Se alejan con rapidez; la lancha deja una estela que se va disolviendo en olas a la vista de Sulay. Los círculos se replican y le llegan al cuerpo, le suben por las rodillas, le sacuden la piel, le salpican el faldón y poco a poco se van aquietando bajo su mirada. Claro, ellos se despiden, alzan los brazos, sonríen, dicen adiós; y ella no tiene ojos sino para él y ya no la está mirando. Tiene miedo de que lo descubran y se lo digan a Jerónimo. Es capaz de mandar por ella y tomarla a la fuerza, como tantas otras veces. La atención de Jónatan se concentra en el motor, en los raudos, en la hélice, en evitar los golpes de los troncos, en contrarrestar la corriente. A lo lejos la lancha se va achicando hasta volverse apenas un punto en el horizonte y pronto cualquier vestigio desaparece en las curvas del río. Aún permanece el ruido del motor que se va apagando y se convierte para ella en un recuerdo.

—¡Sulay! –vuelve a gritar su madre. Ella está de regreso y su voz suena cerca.

—Ya voy –responde en voz baja, sin interés por contestar.

La madre está llorando. Los sollozos no la dejan hablar. Koya y Necul están en las hamacas. Se bambolean lentamente. No le hablan, no le dan más explicaciones. “La vieja no entiende”, comentan entre ellos. No se irán sin decirle al padre lo que piensan hacer, al fin es el padre y le guardan respeto. Sulay llega del río con la ropa húmeda y sin decir palabra la extiende al viento en el patio de atrás, cerca del bohío, allí donde una manguera baja el agua más limpia. Observa la ropa deshilachada y trata de ocultar el lado más malo, ha exagerado los golpes. No habla y se le acerca a la madre y la acaricia. Ella la mira con los ojos encharcados y Sulay, al presentir el suceso, quisiera ser su cómplice, mas también tiene ganas de irse. Mejor no decir nada, huir sin hablar; dejar que simplemente un día no la vuelva a ver. Se acabó, es todo. En el fondo lo sabe, no será capaz de dejarla sola, por lo menos por ahora.

Sulay sale de nuevo al río, quiere saber si regresarán.
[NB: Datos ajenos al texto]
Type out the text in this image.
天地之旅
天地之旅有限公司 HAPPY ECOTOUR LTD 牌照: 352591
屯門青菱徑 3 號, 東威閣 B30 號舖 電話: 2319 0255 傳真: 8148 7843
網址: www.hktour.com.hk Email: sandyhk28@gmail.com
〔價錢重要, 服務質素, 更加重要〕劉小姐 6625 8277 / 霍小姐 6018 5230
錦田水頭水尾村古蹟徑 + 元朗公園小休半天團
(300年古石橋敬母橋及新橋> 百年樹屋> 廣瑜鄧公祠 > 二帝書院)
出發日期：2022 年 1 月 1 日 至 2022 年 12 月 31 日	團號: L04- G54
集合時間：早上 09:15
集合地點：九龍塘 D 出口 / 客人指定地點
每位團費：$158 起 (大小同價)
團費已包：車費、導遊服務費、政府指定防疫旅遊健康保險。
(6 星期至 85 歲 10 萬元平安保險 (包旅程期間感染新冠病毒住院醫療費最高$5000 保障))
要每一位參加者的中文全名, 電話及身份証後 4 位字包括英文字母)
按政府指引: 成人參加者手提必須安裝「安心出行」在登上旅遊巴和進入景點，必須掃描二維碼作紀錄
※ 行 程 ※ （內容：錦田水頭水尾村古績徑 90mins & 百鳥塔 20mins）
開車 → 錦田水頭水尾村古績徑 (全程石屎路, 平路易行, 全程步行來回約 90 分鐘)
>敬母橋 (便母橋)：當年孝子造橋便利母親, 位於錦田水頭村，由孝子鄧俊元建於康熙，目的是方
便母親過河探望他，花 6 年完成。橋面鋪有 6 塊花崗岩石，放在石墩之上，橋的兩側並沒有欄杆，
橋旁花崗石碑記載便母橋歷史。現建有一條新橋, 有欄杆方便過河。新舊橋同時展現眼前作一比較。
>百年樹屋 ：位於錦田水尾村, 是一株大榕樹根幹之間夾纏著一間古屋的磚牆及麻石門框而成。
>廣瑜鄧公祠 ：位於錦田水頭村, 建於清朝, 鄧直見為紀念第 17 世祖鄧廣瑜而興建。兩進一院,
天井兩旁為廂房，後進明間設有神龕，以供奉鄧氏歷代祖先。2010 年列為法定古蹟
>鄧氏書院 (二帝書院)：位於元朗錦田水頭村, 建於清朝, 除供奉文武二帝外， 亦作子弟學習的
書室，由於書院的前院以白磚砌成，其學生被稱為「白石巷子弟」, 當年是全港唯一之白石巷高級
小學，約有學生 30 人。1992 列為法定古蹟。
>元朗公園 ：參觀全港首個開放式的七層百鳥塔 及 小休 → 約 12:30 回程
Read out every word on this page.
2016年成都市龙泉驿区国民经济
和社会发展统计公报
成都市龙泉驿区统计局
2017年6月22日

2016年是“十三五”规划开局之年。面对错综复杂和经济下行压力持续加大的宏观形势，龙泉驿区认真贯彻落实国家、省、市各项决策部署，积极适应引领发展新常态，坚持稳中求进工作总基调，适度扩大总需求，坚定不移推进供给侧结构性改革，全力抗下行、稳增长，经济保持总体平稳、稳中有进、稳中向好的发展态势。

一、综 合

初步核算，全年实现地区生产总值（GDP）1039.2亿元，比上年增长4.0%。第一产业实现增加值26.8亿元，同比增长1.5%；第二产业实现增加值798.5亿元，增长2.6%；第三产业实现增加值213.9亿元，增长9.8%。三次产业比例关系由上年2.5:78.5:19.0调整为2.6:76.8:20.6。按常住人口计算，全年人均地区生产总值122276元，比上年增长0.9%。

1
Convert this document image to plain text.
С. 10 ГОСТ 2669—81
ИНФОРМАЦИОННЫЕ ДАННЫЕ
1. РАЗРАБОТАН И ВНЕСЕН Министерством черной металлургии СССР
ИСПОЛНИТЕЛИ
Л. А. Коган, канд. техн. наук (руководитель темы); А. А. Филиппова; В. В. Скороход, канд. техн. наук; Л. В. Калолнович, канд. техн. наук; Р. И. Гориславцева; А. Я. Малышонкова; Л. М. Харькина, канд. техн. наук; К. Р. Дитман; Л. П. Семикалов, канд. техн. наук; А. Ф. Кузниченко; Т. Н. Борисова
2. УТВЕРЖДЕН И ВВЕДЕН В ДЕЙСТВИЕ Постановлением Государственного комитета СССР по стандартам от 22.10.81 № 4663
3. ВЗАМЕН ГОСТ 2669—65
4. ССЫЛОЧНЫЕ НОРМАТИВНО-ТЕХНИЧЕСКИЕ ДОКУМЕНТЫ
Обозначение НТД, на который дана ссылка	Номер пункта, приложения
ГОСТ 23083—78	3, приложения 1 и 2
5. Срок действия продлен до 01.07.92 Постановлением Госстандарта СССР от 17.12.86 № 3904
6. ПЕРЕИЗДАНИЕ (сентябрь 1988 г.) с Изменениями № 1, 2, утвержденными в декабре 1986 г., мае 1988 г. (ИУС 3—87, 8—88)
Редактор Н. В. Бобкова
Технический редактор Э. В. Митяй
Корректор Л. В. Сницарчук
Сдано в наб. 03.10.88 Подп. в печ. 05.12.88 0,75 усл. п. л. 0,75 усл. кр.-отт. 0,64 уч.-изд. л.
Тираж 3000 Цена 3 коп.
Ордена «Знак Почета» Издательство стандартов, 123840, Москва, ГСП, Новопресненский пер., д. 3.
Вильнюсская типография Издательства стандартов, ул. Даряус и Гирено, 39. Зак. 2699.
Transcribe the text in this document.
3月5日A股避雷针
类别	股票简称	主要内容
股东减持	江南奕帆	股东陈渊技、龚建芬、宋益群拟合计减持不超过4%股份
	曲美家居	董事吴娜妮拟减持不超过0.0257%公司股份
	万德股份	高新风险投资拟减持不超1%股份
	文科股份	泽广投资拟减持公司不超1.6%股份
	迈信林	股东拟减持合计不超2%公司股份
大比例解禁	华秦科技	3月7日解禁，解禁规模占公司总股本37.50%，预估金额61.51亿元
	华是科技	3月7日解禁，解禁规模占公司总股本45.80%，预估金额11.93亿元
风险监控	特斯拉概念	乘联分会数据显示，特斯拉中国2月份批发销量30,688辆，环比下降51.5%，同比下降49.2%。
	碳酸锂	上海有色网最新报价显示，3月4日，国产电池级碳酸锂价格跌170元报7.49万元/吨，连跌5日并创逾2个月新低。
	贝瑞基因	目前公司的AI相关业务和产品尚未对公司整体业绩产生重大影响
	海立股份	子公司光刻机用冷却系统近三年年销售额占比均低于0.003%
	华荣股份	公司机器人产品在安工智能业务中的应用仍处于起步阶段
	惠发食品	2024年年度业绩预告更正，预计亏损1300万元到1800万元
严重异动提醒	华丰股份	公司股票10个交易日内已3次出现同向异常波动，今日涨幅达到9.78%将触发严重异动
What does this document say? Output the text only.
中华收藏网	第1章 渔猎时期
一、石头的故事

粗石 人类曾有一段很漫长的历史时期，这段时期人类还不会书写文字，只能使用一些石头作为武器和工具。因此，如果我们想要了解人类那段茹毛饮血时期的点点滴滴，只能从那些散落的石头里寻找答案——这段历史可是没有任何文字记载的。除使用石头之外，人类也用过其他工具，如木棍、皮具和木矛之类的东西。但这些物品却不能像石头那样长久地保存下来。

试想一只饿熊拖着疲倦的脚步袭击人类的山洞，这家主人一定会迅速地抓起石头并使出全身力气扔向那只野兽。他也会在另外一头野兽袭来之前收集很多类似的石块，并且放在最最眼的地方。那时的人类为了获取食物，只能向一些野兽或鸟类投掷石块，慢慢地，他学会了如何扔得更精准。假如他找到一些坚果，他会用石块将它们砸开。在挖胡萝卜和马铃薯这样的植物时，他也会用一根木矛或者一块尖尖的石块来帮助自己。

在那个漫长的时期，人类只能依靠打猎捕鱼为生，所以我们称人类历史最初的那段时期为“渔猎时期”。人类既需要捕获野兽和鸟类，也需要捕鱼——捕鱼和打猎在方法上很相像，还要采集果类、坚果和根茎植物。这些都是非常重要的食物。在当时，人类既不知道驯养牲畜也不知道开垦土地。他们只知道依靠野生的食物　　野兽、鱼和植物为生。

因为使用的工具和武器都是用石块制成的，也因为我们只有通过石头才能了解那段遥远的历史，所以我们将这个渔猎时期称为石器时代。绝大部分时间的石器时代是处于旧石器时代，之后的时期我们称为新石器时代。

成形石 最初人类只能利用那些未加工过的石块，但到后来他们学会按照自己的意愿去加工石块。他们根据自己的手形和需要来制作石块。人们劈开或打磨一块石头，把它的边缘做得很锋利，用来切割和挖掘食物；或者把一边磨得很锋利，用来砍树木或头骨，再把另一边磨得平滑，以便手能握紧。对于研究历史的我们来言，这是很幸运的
Quizás se les olvidó algo o decidan volver para esperar al padre o quieran llevarse a los hermanos de una vez por todas. Claro, no lo harán y ella quisiera que volvieran. “Mejor un solo dolor”, piensa. “Se irá con sus hermanos”, divaga. ¿Y si no la reciben?, ¿si la hacen volver sola? Mejor esperar, él dijo que volvería, ¿quién?; no sabe su nombre pero lo reconocerá cuando lo vea. “Es bonito”, piensa, le gusta. Lo imagina de nuevo ahí, con su pantalón camuflado, con su gorra de soldado y su voz temblorosa. Sulay se vuelve a meter al río, toca las aguas, le parece verlo con sus botas en el pantano, el fusil al hombro, la correa llena de balas. “Venga conmigo”, parece volverlo a escuchar, ve de nuevo su sonrisa. Piensa en sus ojos. “Sí, sí, me iré”, le grita. El eco de las palabras se devuelve con la corriente.